10 Amazing New Year's Dishes From Around The World

Ivan Red Jr. Author: Ivan Red Jr. Time for reading: ~3 minutes Last Updated: August 08, 2022
10 Amazing New Year's Dishes From Around The World

In this article, learn more about 10 Amazing New Year's Dishes From Around The World. In many countries, the main winter holiday is Christmas..

In many countries, the main winter holiday is Christmas. They responsibly prepare for it, observing the traditions of grandfathers and great-grandfathers, often celebrating with their families. The New Year is celebrated in a noisy company of friends, on the street, the New Year's menu is more liberal. We talk about New Year's culinary traditions from around the world.

1. Poppy milk and Kuchukai, Lithuania

 

In Lithuania, Christmas is celebrated for three days. On Christmas Eve, there should be 12 dishes on the table. No meat or alcohol. At the head of the table - fish, pies with mushrooms, herring, poppy milk, cookies with poppy seeds. Traditionally, Christmas Eve is celebrated with family. At Christmas, they bake meat and go to visit.

 

Interesting Christmas Eve dishes are poppy milk and cookies in the form of small pillows with poppy seeds, or kuchukai. They are prepared only once a year - on Christmas Eve.

How to make poppy milk, see here.

2. Rice porridge with roasted almonds, Denmark

 

A hot Danish holiday dish is baked goose with dried fruits or pork with potatoes and cabbage. But for dessert they serve rice porridge with roasted almonds and jelly.
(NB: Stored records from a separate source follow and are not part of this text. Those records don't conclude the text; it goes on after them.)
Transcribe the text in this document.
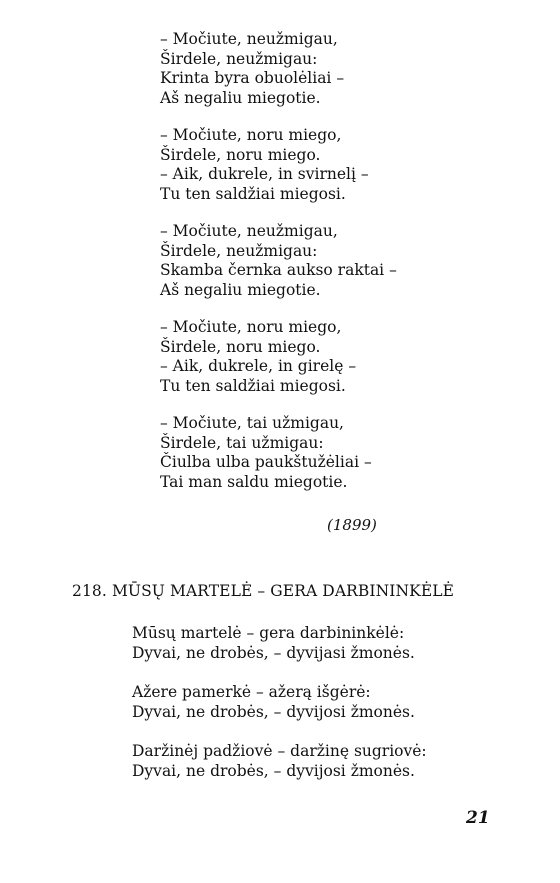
– Močiute, neužmigau,
Širdele, neužmigau:
Krinta byra obuolėliai –
Aš negaliu miegotie.
– Močiute, noru miego,
Širdele, noru miego.
– Aik, dukrele, in svirnelį –
Tu ten saldžiai miegosi.
– Močiute, neužmigau,
Širdele, neužmigau:
Skamba černka aukso raktai –
Aš negaliu miegotie.
– Močiute, noru miego,
Širdele, noru miego.
– Aik, dukrele, in girelę –
Tu ten saldžiai miegosi.
– Močiute, tai užmigau,
Širdele, tai užmigau:
Čiulba ulba paukštužėliai –
Tai man saldu miegotie.
(1899)
218. MŪSŲ MARTELĖ – GERA DARBININKĖLĖ
Mūsų martelė – gera darbininkėlė:
Dyvai, ne drobės, – dyvijasi žmonės.
Ažere pamerkė – ažerą išgėrė:
Dyvai, ne drobės, – dyvijosi žmonės.
Daržinėj padžiovė – daržinę sugriovė:
Dyvai, ne drobės, – dyvijosi žmonės.
21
3. Lentils for garnish, Italy

 

Italians use lentils as a symbol of longevity; they serve them with homemade pork sausages. Nuts of various kinds, grapes, seafood, fish are also present on the festive table.

How to cook lentils in Italian for the New Year >>>

4. New Year's drink slam and donuts, the Netherlands

 

The Dutch spicy New Year's drink "slam" is made from hot milk, tea, sugar and spices - saffron, cloves, cinnamon, nutmeg and lemon peel. And donuts fried in oil should take away the sword of the formidable goddess, who flies over the country on New Year's Eve and strives to rip open someone's belly. If you eat donuts, then the oil will saturate a person and the sword will only slide over him. In short, donuts are power!

5. Seaweed for joy, Japan

 

The Japanese put a whole set of "happy" foods on the festive table. So herring caviar will provide many children and a happy family, chestnuts will bring success in business, seaweed will bring joy, beans - health, and boiled fish - peace of mind.

6. Bread pudding, England

 

The British at Christmas stuff a turkey and bake bread pudding. The table is necessarily decorated with crackers, which must be pulled together, they are torn and a paper crown flies out of them (because on Christmas every person is a king), a piece of paper with a wish or a joke and a surprise - decoration, cosmetics. Everyone must wear crowns, read jokes and take pictures.

The recipe for the traditional English pudding can be found here.

7. Foie gras and champagne, France

 

The main attributes of the French New Year's table are champagne and foie gras. As well as oysters, caviar, duck roast, snails. What else to add - the French are the French. Chic!

8. Draniki, Czech Republic

 

The Czechs prepare fish for the New Year, a magnificent strudel. And in the stalls in the center of Prague they sell mulled wine, fried sausages and old Bohemian potato pancakes, or bramboraki. Draniki are cooked with bacon pieces and beer! Here you will find a step-by-step recipe for bramboraks.

9. Grapes for the fulfillment of desires, Spain, Portugal, Cuba

 

In Spain, Portugal and Cuba, with each stroke of the chimes, it is customary to eat a grape and make a wish. Grapes are a symbol of a happy family hearth and abundance.

10 Stuffed Turkey, USA

 

At the head of the American Christmas table is a stuffed turkey. Americans also eat homemade sausages, cabbage and bean soup, potato pie, fish, pudding for dessert. They drink wine and an eg-nock cocktail made from cream, pounded yolk with alcohol.